Induced Crystallization of Polyelectrolyte-Surfactant Complexes at the Gas-Water Interface
D. Vaknin, S. Dahlke, A. Travesset, G. Nizri, and S. Magdassi

TL;DR
This study reveals how minute surfactant concentrations induce the formation of structured polyelectrolyte-surfactant complexes at the gas-water interface, with detailed structural insights obtained through synchrotron X-ray techniques.
Contribution
It provides new detailed structural characterization of PE-surfactant complexes at interfaces using advanced X-ray methods.
Findings
Surfactant induces a liquid-like monolayer at the interface.
Salt addition leads to formation of distorted-hexagonal columnar crystals.
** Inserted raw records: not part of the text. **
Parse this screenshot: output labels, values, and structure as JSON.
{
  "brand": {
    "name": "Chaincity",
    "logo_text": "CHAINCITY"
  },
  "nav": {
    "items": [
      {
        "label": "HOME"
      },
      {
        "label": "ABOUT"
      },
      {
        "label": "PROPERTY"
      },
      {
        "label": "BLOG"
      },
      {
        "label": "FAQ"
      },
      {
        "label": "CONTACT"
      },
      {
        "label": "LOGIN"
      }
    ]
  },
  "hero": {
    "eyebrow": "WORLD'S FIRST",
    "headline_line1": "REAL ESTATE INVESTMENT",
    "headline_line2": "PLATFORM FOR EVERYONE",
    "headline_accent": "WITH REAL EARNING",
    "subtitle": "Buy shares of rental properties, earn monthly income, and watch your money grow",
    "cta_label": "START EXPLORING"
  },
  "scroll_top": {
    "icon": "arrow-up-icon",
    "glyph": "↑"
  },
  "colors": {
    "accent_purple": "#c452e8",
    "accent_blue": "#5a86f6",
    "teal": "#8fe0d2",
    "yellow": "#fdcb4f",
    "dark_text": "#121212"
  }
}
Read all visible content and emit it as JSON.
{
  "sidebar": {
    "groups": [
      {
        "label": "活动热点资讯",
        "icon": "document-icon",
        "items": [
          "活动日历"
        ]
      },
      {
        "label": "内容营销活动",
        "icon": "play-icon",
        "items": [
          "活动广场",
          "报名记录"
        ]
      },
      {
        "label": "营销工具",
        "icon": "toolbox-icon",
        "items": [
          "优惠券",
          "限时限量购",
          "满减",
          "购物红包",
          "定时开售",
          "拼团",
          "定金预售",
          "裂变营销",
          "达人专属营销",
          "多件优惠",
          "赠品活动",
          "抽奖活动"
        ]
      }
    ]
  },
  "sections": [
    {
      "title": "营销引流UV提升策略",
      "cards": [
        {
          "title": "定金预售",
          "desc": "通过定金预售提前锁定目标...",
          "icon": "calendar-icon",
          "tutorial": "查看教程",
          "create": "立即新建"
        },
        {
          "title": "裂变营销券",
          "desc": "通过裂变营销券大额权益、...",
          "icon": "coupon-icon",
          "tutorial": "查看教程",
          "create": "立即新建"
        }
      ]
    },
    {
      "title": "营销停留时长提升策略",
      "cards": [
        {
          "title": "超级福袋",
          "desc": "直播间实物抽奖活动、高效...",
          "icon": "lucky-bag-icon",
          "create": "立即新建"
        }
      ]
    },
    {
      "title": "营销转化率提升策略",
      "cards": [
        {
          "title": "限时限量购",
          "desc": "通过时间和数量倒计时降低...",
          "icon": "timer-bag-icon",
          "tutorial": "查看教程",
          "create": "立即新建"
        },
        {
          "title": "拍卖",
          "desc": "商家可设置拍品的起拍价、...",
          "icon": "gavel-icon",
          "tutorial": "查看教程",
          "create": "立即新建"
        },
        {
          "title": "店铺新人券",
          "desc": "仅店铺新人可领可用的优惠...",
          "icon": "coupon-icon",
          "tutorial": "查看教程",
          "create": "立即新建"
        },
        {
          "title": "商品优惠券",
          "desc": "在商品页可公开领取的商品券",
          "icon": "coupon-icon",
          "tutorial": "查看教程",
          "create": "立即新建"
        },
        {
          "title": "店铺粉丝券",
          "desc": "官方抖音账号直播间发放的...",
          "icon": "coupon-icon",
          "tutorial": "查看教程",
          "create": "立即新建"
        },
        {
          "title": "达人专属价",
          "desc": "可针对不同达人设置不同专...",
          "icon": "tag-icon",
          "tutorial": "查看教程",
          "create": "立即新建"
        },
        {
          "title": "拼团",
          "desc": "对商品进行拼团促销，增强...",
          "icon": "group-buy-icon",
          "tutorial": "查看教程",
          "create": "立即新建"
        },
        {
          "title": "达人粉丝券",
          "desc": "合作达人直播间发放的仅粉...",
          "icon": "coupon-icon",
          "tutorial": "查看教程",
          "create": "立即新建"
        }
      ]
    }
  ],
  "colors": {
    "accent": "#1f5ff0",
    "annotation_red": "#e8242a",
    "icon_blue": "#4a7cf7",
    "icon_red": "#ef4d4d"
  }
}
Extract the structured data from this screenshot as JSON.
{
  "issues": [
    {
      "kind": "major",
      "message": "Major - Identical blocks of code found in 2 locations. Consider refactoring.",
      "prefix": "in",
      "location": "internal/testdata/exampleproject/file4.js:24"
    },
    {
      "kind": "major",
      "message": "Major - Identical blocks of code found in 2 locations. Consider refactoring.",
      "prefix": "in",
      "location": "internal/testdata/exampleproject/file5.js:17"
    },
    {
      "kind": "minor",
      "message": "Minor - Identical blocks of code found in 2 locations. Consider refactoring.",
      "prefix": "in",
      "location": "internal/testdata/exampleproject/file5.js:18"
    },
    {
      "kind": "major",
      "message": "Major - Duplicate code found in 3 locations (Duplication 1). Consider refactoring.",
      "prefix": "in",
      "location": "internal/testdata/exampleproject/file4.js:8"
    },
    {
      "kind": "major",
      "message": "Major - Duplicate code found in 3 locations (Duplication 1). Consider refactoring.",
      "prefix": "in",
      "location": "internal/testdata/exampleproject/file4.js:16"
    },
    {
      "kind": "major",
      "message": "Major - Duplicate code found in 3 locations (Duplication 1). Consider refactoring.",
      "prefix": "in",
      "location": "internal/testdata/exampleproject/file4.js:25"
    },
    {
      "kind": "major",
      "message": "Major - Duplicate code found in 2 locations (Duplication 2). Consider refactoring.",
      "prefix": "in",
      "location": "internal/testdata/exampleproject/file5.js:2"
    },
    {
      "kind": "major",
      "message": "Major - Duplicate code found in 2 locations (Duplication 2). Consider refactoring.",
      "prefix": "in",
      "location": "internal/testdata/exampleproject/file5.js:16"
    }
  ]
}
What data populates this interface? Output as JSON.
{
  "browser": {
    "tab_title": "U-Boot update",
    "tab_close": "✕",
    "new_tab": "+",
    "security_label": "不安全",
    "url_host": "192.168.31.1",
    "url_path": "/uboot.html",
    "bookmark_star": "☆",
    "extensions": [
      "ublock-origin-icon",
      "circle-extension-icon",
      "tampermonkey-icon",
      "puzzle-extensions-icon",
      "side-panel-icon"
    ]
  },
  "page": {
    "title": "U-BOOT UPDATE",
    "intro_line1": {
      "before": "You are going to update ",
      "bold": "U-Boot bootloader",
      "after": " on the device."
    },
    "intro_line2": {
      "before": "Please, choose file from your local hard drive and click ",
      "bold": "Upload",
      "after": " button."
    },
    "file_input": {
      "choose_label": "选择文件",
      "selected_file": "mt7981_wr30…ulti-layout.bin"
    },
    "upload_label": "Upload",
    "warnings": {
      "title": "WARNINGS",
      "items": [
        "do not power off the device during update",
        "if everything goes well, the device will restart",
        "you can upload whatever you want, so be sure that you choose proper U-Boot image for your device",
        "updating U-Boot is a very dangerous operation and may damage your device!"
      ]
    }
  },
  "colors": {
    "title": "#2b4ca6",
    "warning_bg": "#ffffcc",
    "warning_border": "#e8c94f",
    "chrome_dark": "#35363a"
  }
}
Water structure at the interface is notably disrupted.
Abstract
Synchrotron-X-ray and surface tension studies of a strong polyelectrolyte (PE) in the semi-dilute regime (~ 0.1M monomer-charges) with varying surfactant concentrations show that minute surfactant concentrations induce the formation of a PE-surfactant complex at the gas/solution interface. X-ray reflectivity and grazing angle X-ray diffraction (GIXD) provide detailed information of the top most layer, where it is found that the surfactant forms a two-dimensional liquid-like monolayer, with a noticeable disruption of the structure of water at the interface. With the addition of salt (NaCl) columnar-crystals with distorted-hexagonal symmetry are formed.